Interesting detail about Los Osos playing against Colfax at the D3 level.
Source: The Sacramento Bee Sports section, dated Thursday, 3/9/2023.
"This includes Colfax. The Falcons will play Southern California Regional champion Los Osos of Rancho Cucamonga of San Bernardino County at 2 p.m. Friday at Golden 1 Center. The Grizzlies (28-5) come from a campus of nearly 3,000 (2,954) students. Colfax has 660 students but has shown it can compete with anyone. The striking difference in enrollment is tied to the CIF’s “competitive-equity” state-playoff model in which enrollment does not outweigh the strength of a program, based on scheduling and championship success. Before competitive equity came into play in 2018, regional playoff games were often lopsided. They have since mostly been games to the wire. Colfax lives for that sort of thing."
Thus, using Sac-Joaquin Section enrollment figures, Los Osos would be placed in D1. But due to competitive equity, is placed in D3 for the playoffs, while Colfax is playing up one level, from D4 to D3 using enrollment figures. The largest enrollment of any Sac-Joaquin Section school is Lincoln-Stockton with 2,970 students. Southern Section high schools commonly have over 3,500 students, such as Etiwanda (3,636), Santiago (3,589), Poly-Long Beach (4,002), and Granada Hills (5,462).
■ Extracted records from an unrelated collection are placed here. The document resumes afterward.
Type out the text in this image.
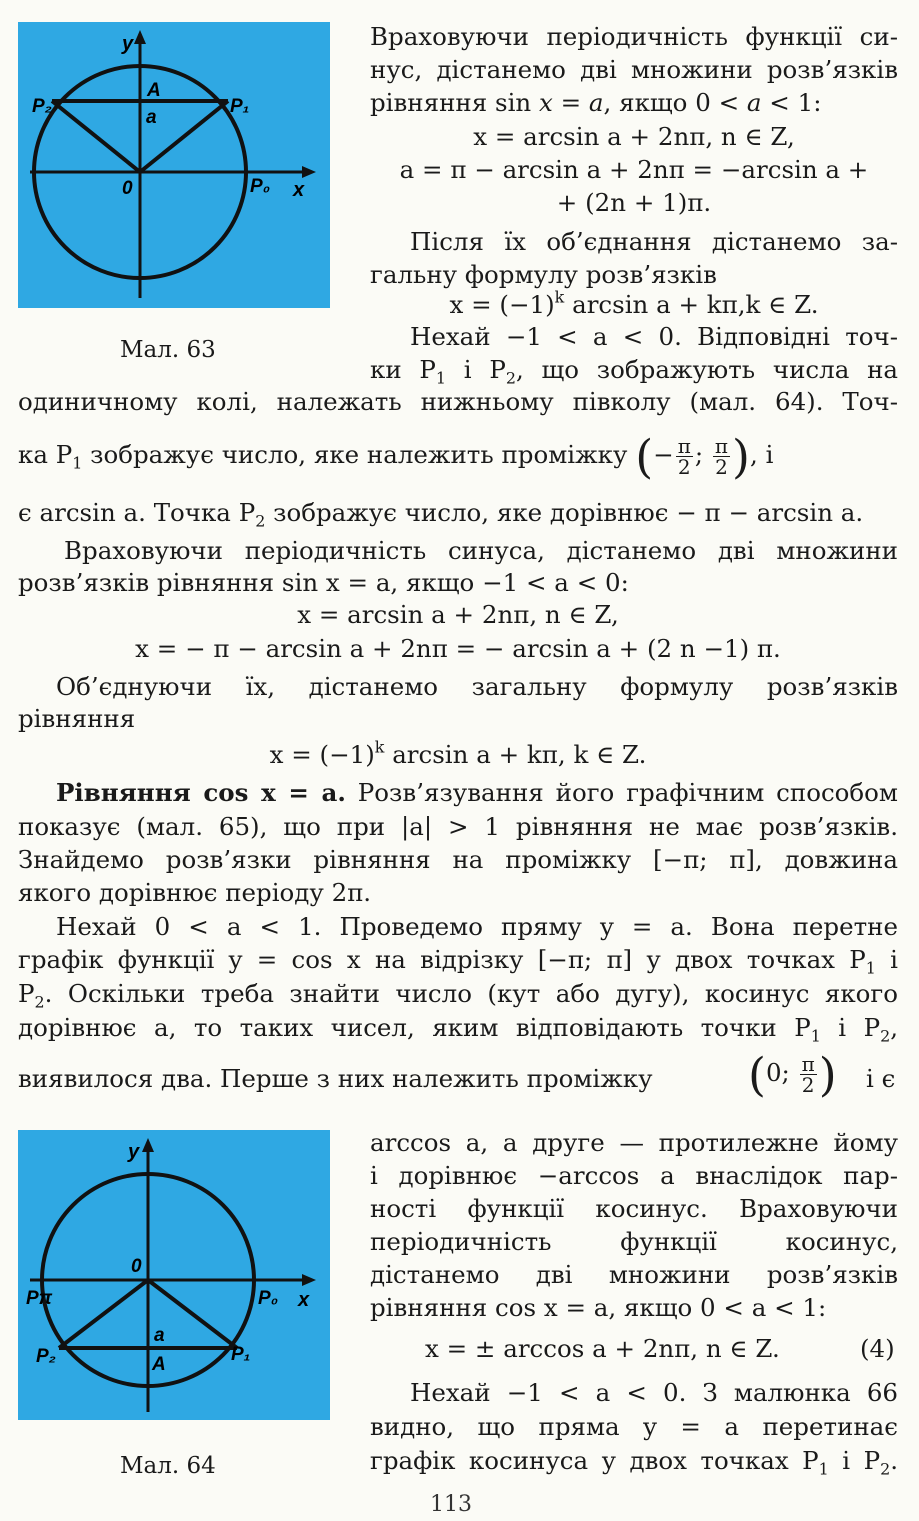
y
x
A
a
0	P₀
P₁
P₂
Мал. 63
Враховуючи періодичність функції си-
нус, дістанемо дві множини розв’язків
рівняння sin x = a, якщо 0 < a < 1:
x = arcsin a + 2nπ, n ∈ Z,
a = π − arcsin a + 2nπ = −arcsin a +
+ (2n + 1)π.
Після їх об’єднання дістанемо за-
гальну формулу розв’язків
$x = (-1)^k$ arcsin a + kπ,k ∈ Z.
Нехай −1 < a < 0. Відповідні точ-
ки $P_1$ і $P_2$, що зображують числа на
одиничному колі, належать нижньому півколу (мал. 64). Точ-
ка $P_1$ зображує число, яке належить проміжку (− $\frac{\pi}{2}$ ; $\frac{\pi}{2}$ ), і
є arcsin a. Точка $P_2$ зображує число, яке дорівнює − π − arcsin a.
Враховуючи періодичність синуса, дістанемо дві множини
розв’язків рівняння sin x = a, якщо −1 < a < 0:
x = arcsin a + 2nπ, n ∈ Z,
x = − π − arcsin a + 2nπ = − arcsin a + (2 n −1) π.
Об’єднуючи їх, дістанемо загальну формулу розв’язків
рівняння
$x = (-1)^k$ arcsin a + kπ, k ∈ Z.
Рівняння cos x = a. Розв’язування його графічним способом
показує (мал. 65), що при |a| > 1 рівняння не має розв’язків.
Знайдемо розв’язки рівняння на проміжку [−π; π], довжина
якого дорівнює періоду 2π.
Нехай 0 < a < 1. Проведемо пряму y = a. Вона перетне
графік функції y = cos x на відрізку [−π; π] у двох точках $P_1$ і
$P_2$. Оскільки треба знайти число (кут або дугу), косинус якого
дорівнює a, то таких чисел, яким відповідають точки $P_1$ і $P_2$,
виявилося два. Перше з них належить проміжку (0; $\frac{\pi}{2}$ ) і є
y
x
0
a
A
P₀
Pπ
P₁
P₂
Мал. 64
arccos a, а друге — протилежне йому
і дорівнює −arccos a внаслідок пар-
ності функції косинус. Враховуючи
періодичність функції косинус,
дістанемо дві множини розв’язків
рівняння cos x = a, якщо 0 < a < 1:
x = ± arccos a + 2nπ, n ∈ Z.	(4)
Нехай −1 < a < 0. З малюнка 66
видно, що пряма y = a перетинає
графік косинуса у двох точках $P_1$ і $P_2$.
113
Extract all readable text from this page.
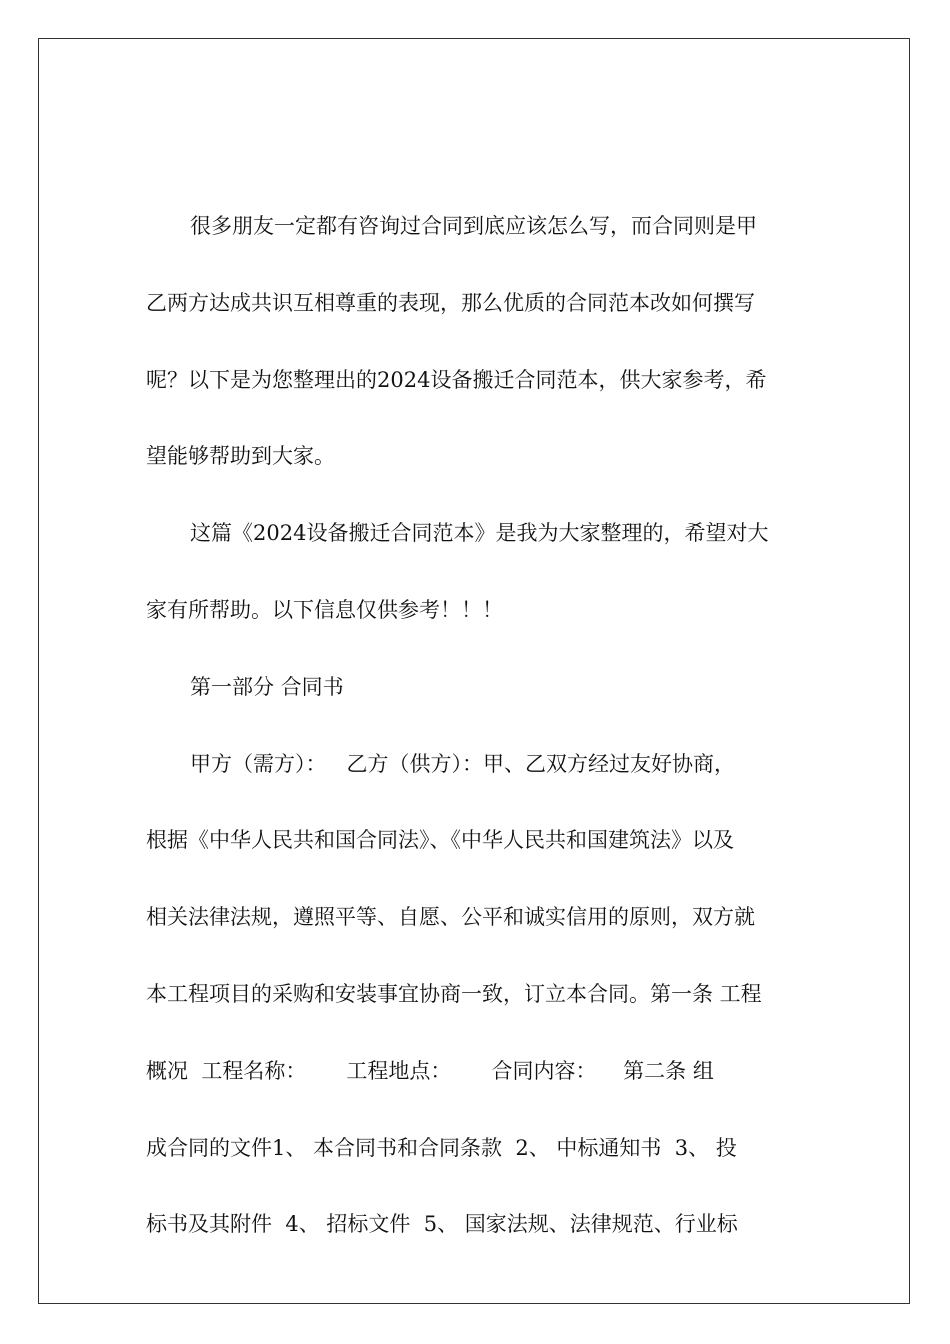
很多朋友一定都有咨询过合同到底应该怎么写，而合同则是甲
乙两方达成共识互相尊重的表现，那么优质的合同范本改如何撰写
呢？以下是为您整理出的2024设备搬迁合同范本，供大家参考，希
望能够帮助到大家。
这篇《2024设备搬迁合同范本》是我为大家整理的，希望对大
家有所帮助。以下信息仅供参考！！！
第一部分 合同书
甲方（需方）：   乙方（供方）：甲、乙双方经过友好协商，
根据《中华人民共和国合同法》、《中华人民共和国建筑法》以及
相关法律法规，遵照平等、自愿、公平和诚实信用的原则，双方就
本工程项目的采购和安装事宜协商一致，订立本合同。第一条 工程
概况  工程名称：      工程地点：      合同内容：    第二条 组
成合同的文件1、 本合同书和合同条款  2、 中标通知书  3、 投
标书及其附件  4、 招标文件  5、 国家法规、法律规范、行业标
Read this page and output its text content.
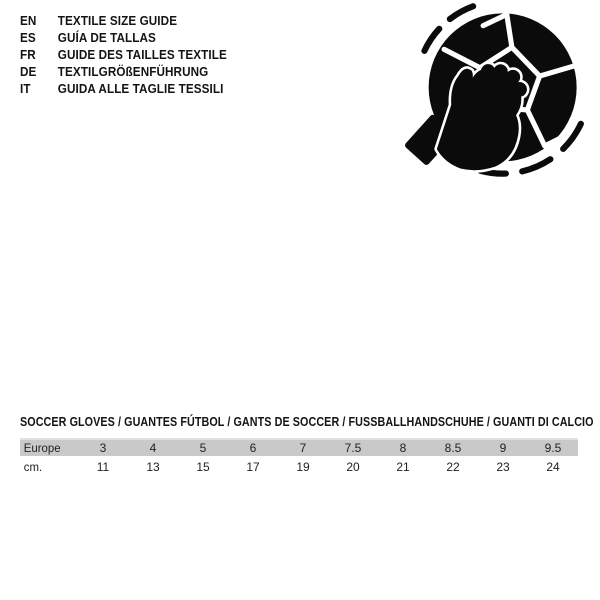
EN	TEXTILE SIZE GUIDE
ES	GUÍA DE TALLAS
FR	GUIDE DES TAILLES TEXTILE
DE	TEXTILGRÖßENFÜHRUNG
IT	GUIDA ALLE TAGLIE TESSILI
SOCCER GLOVES / GUANTES FÚTBOL / GANTS DE SOCCER / FUSSBALLHANDSCHUHE / GUANTI DI CALCIO
Europe	3	4	5	6	7	7.5	8	8.5	9	9.5
cm.	11	13	15	17	19	20	21	22	23	24
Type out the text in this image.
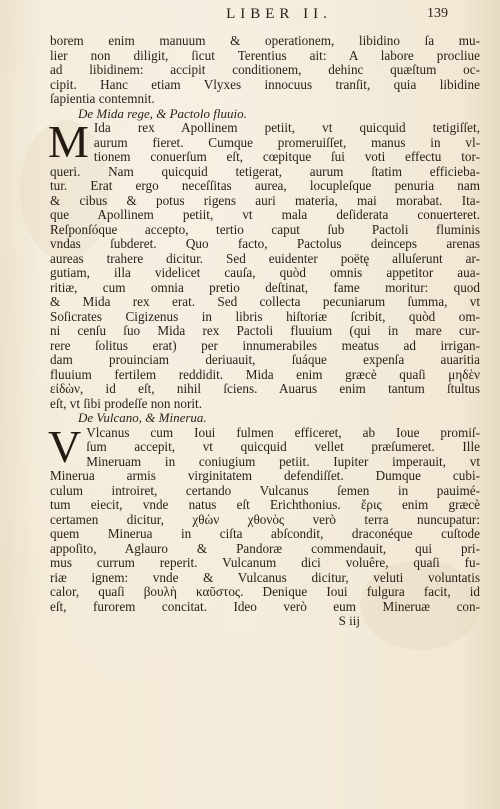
LIBER II.	139
borem enim manuum & operationem, libidino ſa mu-
lier non diligit, ſicut Terentius ait: A labore procliue
ad libidinem: accipit conditionem, dehinc quæſtum oc-
cipit. Hanc etiam Vlyxes innocuus tranſit, quia libidine
ſapientia contemnit.
De Mida rege, & Pactolo fluuio.
M Ida rex Apollinem petiit, vt quicquid tetigiſſet,
aurum fieret. Cumque promeruiſſet, manus in vl-
tionem conuerſum eſt, cœpitque ſui voti effectu tor-
queri. Nam quicquid tetigerat, aurum ſtatim efficieba-
tur. Erat ergo neceſſitas aurea, locupleſque penuria nam
& cibus & potus rigens auri materia, mai morabat. Ita-
que Apollinem petiit, vt mala deſiderata conuerteret.
Reſponſóque accepto, tertio caput ſub Pactoli fluminis
vndas ſubderet. Quo facto, Pactolus deinceps arenas
aureas trahere dicitur. Sed euidenter poëtę alluſerunt ar-
gutiam, illa videlicet cauſa, quòd omnis appetitor aua-
ritiæ, cum omnia pretio deſtinat, fame moritur: quod
& Mida rex erat. Sed collecta pecuniarum ſumma, vt
Soſicrates Cigizenus in libris hiſtoriæ ſcribit, quòd om-
ni cenſu ſuo Mida rex Pactoli fluuium (qui in mare cur-
rere ſolitus erat) per innumerabiles meatus ad irrigan-
dam prouinciam deriuauit, ſuáque expenſa auaritia
fluuium fertilem reddidit. Mida enim græcè quaſi μηδὲν
εἰδὼν, id eſt, nihil ſciens. Auarus enim tantum ſtultus
eſt, vt ſibi prodeſſe non norit.
De Vulcano, & Minerua.
V Vlcanus cum Ioui fulmen efficeret, ab Ioue promiſ-
ſum accepit, vt quicquid vellet præſumeret. Ille
Mineruam in coniugium petiit. Iupiter imperauit, vt
Minerua armis virginitatem defendiſſet. Dumque cubi-
culum introiret, certando Vulcanus ſemen in pauimé-
tum eiecit, vnde natus eſt Erichthonius. ἔρις enim græcè
certamen dicitur, χθὼν χθονὸς verò terra nuncupatur:
quem Minerua in ciſta abſcondit, draconéque cuſtode
appoſito, Aglauro & Pandoræ commendauit, qui pri-
mus currum reperit. Vulcanum dici voluêre, quaſi fu-
riæ ignem: vnde & Vulcanus dicitur, veluti voluntatis
calor, quaſi βουλὴ καῦστος. Denique Ioui fulgura facit, id
eſt, furorem concitat. Ideo verò eum Mineruæ con-
S iij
I understand why a small private school (e.g. Mitty, Pinewood, Carondelet, Salesian) would play one, two or three divisions up for the playoffs using competitive equity, but public school vs. public school in the above example doesn't appear to be equitable. Which makes it even more astonishing how good "public school" Colfax is competing against Los Osos--also a public school more than 4 1/2 times larger.